In a previous video, he taught us that ".reduce();" uses two parameters, with the initial accumulator value defaulting to the first element in the array...
users.reduce((usersObject, user) => {});
...but he adds curly brackets to his code, and I'm not sure what it does.
const newUsersObject = users.reduce((usersObject, user) => {
usersObject[user.name] = user.age;
}, {});
Does this create a new object? If so, how? I thought it just referenced the array?
And also, I'm not sure what's happening in the callback function. Why is "usersObject" next to "user.name" in brackets?
1 Answer
Dave StSomeWhere
19,870 PointsHey Scott, best first place to start is with the MDN reduce documentation.
Please refer to the docs for the available (mandatory and optional parameters) - hopefully that and the description below will answer your question. It also provides a good walkthrough of what happens inside the reduce().
Let's look into why the curly braces at the end and the object/brackets question...

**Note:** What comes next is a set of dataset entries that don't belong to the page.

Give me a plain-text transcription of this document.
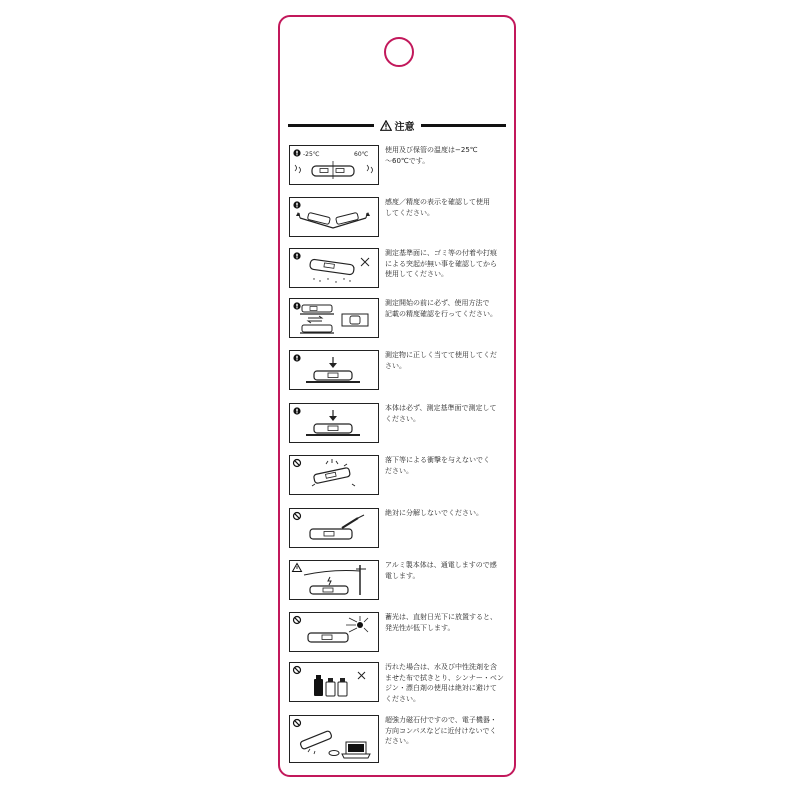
注意
-25℃	60℃
使用及び保管の温度は−25℃
〜60℃です。
感度／精度の表示を確認して使用
してください。
測定基準面に、ゴミ等の付着や打痕
による突起が無い事を確認してから
使用してください。
測定開始の前に必ず、使用方法で
記載の精度確認を行ってください。
測定物に正しく当てて使用してくだ
さい。
本体は必ず、測定基準面で測定して
ください。
落下等による衝撃を与えないでく
ださい。
絶対に分解しないでください。
アルミ製本体は、通電しますので感
電します。
蓄光は、直射日光下に放置すると、
発光性が低下します。
汚れた場合は、水及び中性洗剤を含
ませた布で拭きとり、シンナー・ベン
ジン・漂白剤の使用は絶対に避けて
ください。
超強力磁石付ですので、電子機器・
方向コンパスなどに近付けないでく
ださい。
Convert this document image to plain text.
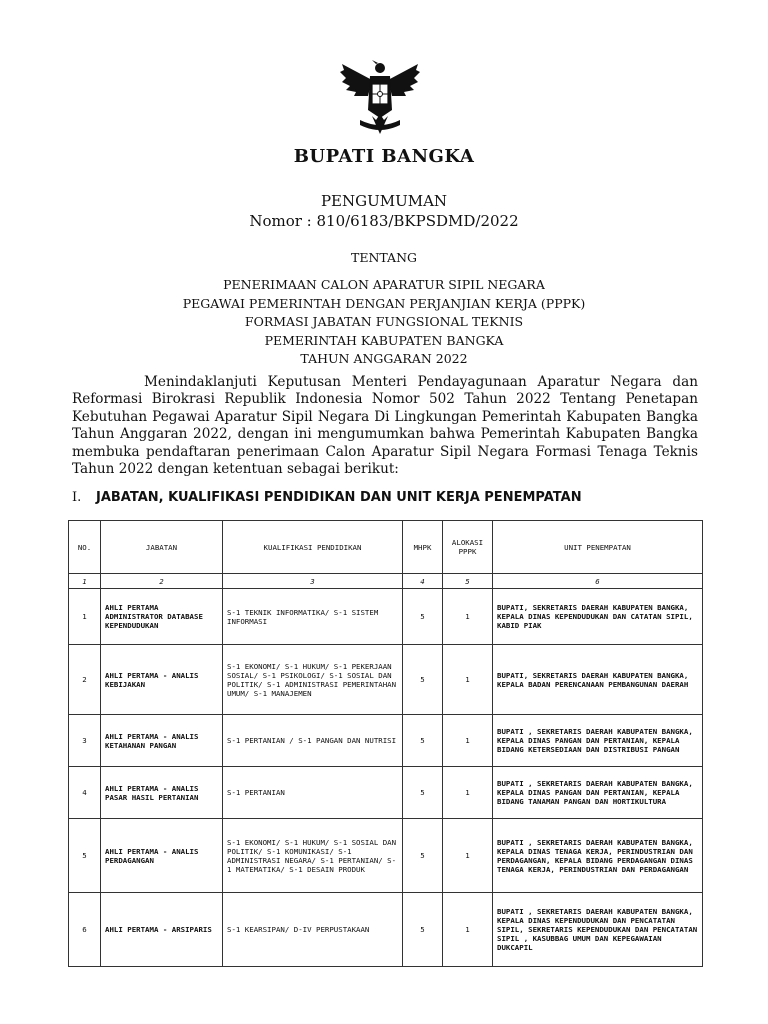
BUPATI BANGKA
PENGUMUMAN
Nomor : 810/6183/BKPSDMD/2022
TENTANG
PENERIMAAN CALON APARATUR SIPIL NEGARA
PEGAWAI PEMERINTAH DENGAN PERJANJIAN KERJA (PPPK)
FORMASI JABATAN FUNGSIONAL TEKNIS
PEMERINTAH KABUPATEN BANGKA
TAHUN ANGGARAN 2022
Menindaklanjuti Keputusan Menteri Pendayagunaan Aparatur Negara dan Reformasi Birokrasi Republik Indonesia Nomor 502 Tahun 2022 Tentang Penetapan Kebutuhan Pegawai Aparatur Sipil Negara Di Lingkungan Pemerintah Kabupaten Bangka Tahun Anggaran 2022, dengan ini mengumumkan bahwa Pemerintah Kabupaten Bangka membuka pendaftaran penerimaan Calon Aparatur Sipil Negara Formasi Tenaga Teknis Tahun 2022 dengan ketentuan sebagai berikut:
I. JABATAN, KUALIFIKASI PENDIDIKAN DAN UNIT KERJA PENEMPATAN
NO.	JABATAN	KUALIFIKASI PENDIDIKAN	MHPK	ALOKASI PPPK	UNIT PENEMPATAN
1	2	3	4	5	6
1	AHLI PERTAMA ADMINISTRATOR DATABASE KEPENDUDUKAN	S-1 TEKNIK INFORMATIKA/ S-1 SISTEM INFORMASI	5	1	BUPATI, SEKRETARIS DAERAH KABUPATEN BANGKA, KEPALA DINAS KEPENDUDUKAN DAN CATATAN SIPIL, KABID PIAK
2	AHLI PERTAMA - ANALIS KEBIJAKAN	S-1 EKONOMI/ S-1 HUKUM/ S-1 PEKERJAAN SOSIAL/ S-1 PSIKOLOGI/ S-1 SOSIAL DAN POLITIK/ S-1 ADMINISTRASI PEMERINTAHAN UMUM/ S-1 MANAJEMEN	5	1	BUPATI, SEKRETARIS DAERAH KABUPATEN BANGKA, KEPALA BADAN PERENCANAAN PEMBANGUNAN DAERAH
3	AHLI PERTAMA - ANALIS KETAHANAN PANGAN	S-1 PERTANIAN / S-1 PANGAN DAN NUTRISI	5	1	BUPATI , SEKRETARIS DAERAH KABUPATEN BANGKA, KEPALA DINAS PANGAN DAN PERTANIAN, KEPALA BIDANG KETERSEDIAAN DAN DISTRIBUSI PANGAN
4	AHLI PERTAMA - ANALIS PASAR HASIL PERTANIAN	S-1 PERTANIAN	5	1	BUPATI , SEKRETARIS DAERAH KABUPATEN BANGKA, KEPALA DINAS PANGAN DAN PERTANIAN, KEPALA BIDANG TANAMAN PANGAN DAN HORTIKULTURA
5	AHLI PERTAMA - ANALIS PERDAGANGAN	S-1 EKONOMI/ S-1 HUKUM/ S-1 SOSIAL DAN POLITIK/ S-1 KOMUNIKASI/ S-1 ADMINISTRASI NEGARA/ S-1 PERTANIAN/ S-1 MATEMATIKA/ S-1 DESAIN PRODUK	5	1	BUPATI , SEKRETARIS DAERAH KABUPATEN BANGKA, KEPALA DINAS TENAGA KERJA, PERINDUSTRIAN DAN PERDAGANGAN, KEPALA BIDANG PERDAGANGAN DINAS TENAGA KERJA, PERINDUSTRIAN DAN PERDAGANGAN
6	AHLI PERTAMA - ARSIPARIS	S-1 KEARSIPAN/ D-IV PERPUSTAKAAN	5	1	BUPATI , SEKRETARIS DAERAH KABUPATEN BANGKA, KEPALA DINAS KEPENDUDUKAN DAN PENCATATAN SIPIL, SEKRETARIS KEPENDUDUKAN DAN PENCATATAN SIPIL , KASUBBAG UMUM DAN KEPEGAWAIAN DUKCAPIL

Here's basically the same code with some different names and also including the needed return. Hopefully the comments explain what you are asking. Just let me know if more detail is needed.
Hope this makes sense:
const users = [
{name: 'Samir', age: 22},
{name: 'Angela', age: 32},
{name: 'Beatrice', age: 42}
];
/*
create a new variable called usersObject
groupOfUsers is the accumulator
groupOfUsers is initialized as an object (curly braces at end)
userInstance is the individual entry in the users array that is looped through
groupOfUsers[userInstance.name] is creating a new object key for each name
userInstance.age is the value being assigned to the new object key each time
return groupOfUsers puts each object entry (each time through the loop) into usersObject
*/
const usersObject = users.reduce((groupOfUsers, userInstance) => {
groupOfUsers[userInstance.name] = userInstance.age;
return groupOfUsers
}, {}); // the curly braces is the initial value of an empty object
console.log(usersObject); // show what we created in the console
// console output
{ Samir: 22, Angela: 32, Beatrice: 42 }
Chris Adams
Front End Web Development Techdegree Graduate 29,423 PointsChris Adams
Front End Web Development Techdegree Graduate 29,423 PointsThanks Dave, this explanation helped a lot!